Lewis continues to also have big presence in the process as a guy that Brown continually confers with in the days leading up to the draft, as well as during the picks. Lewis' ability to deal with young players has also been a factor in the success of the last five drafts.

"We like guys that fit and guys that everybody feels good about," Tobin says. "We want the guy walking in to have the best chance. And if somebody is dead set against a guy, we try to resolve the issue and if we can't resolve the issue, we'll go a different direction. Mike has been great at managing different opinions and trying to find a consensus."

 But as Tobin says, Bernard is an easy pick. After Seamon's conversation with Shoop three years before, all they've been able to uncover is gold about Bernard and the talent, character and fit in the offense is reflected in his final grade.

The 11th overall player on the Bengals board.

After all, who sends thank you notes?


It is Saturday, the draft is heading into the fifth round, and the room is feeling pretty good. On Thursday night, the Bengals are stunned that their No. 6 player, Notre Dame tight end Tyler Eifert, is there at No. 21 and even though they have Pro Bowl tight end Jermaine Gresham, they gratefully make the pick quickly.

Then on Friday night they make Bernard the first running back taken in another no-brainer. They sign right tackle Andre Smith minutes before the pick, but that had no bearing on the Bernard choice. Not with the Bengals grade. This pick was Bernard all the way. Then, they get their 21st ranked player, SMU defensive end Margus Hunt with the 53rd pick at the bottom of the second. That might have been impacted by the Smith deal, but they get three of their top 21 players. That makes them all easy picks.

"There are some years the picks are harder. They all disappear and the fit might not be perfect and the player might not be perfect," Tobin says. "We've been fortunate to have some drafts where guys that have been our focus have been there. Some of that is luck and some of it is analysis of what teams do and the likelihood of the guy lasting to us. We had a high second-round pick and that was part of the strategy. We had a number of guys we liked. We weren't holding our breath for one guy. We liked this one the best.

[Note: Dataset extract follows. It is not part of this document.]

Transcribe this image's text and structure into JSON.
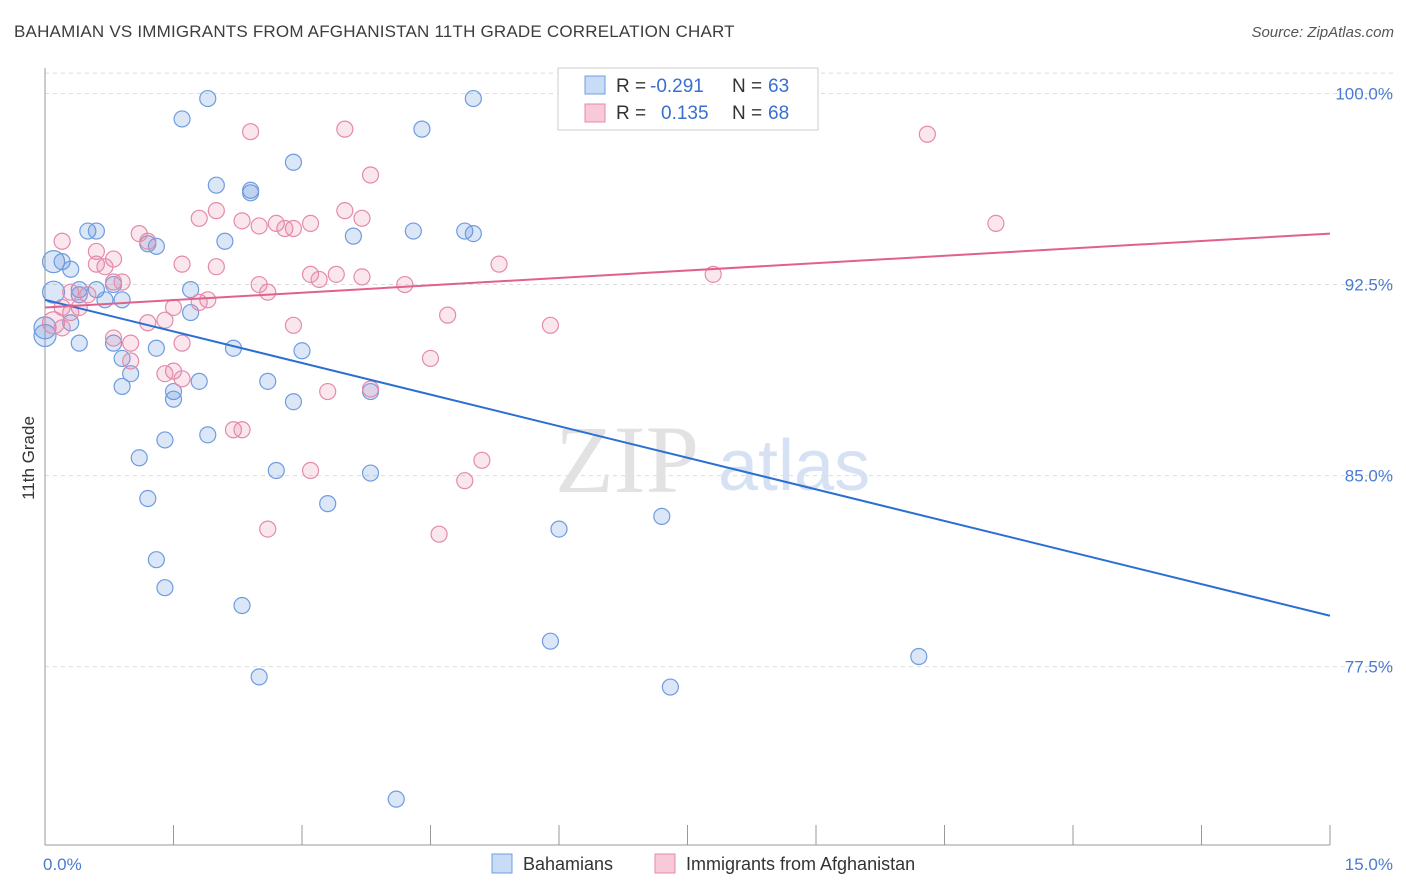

"Some drafts are harder than others. You can get disappointed, then you have to re-focus, Tobin says. "As long as you stay true to the talent level. There's always another guy you have a good grade that you can go to."

Bernard stands in the doorway of the draft room Saturday. He gives a salute and "Thank you," and when he walks over to Brown to shake his hand, Brown says, "Thank you for your note."

"Thank you for the pick," Bernard says.


Seamon is back in Chapel Hill a few weeks ago for the North Carolina pro day. Suddenly he hears someone running up behind him and now he's getting hugged. He turns around and it is Bernard.

He tells Seamon he's here because it is his class that is working out today for its big shot and he wanted to be here to support the guys that he came in with four years ago.

"He didn't have to get on a plane and fly to North Carolina just to be there on that day to lend moral support," Seamon says. "He's a good one. Good guy on and off the field. Bright future."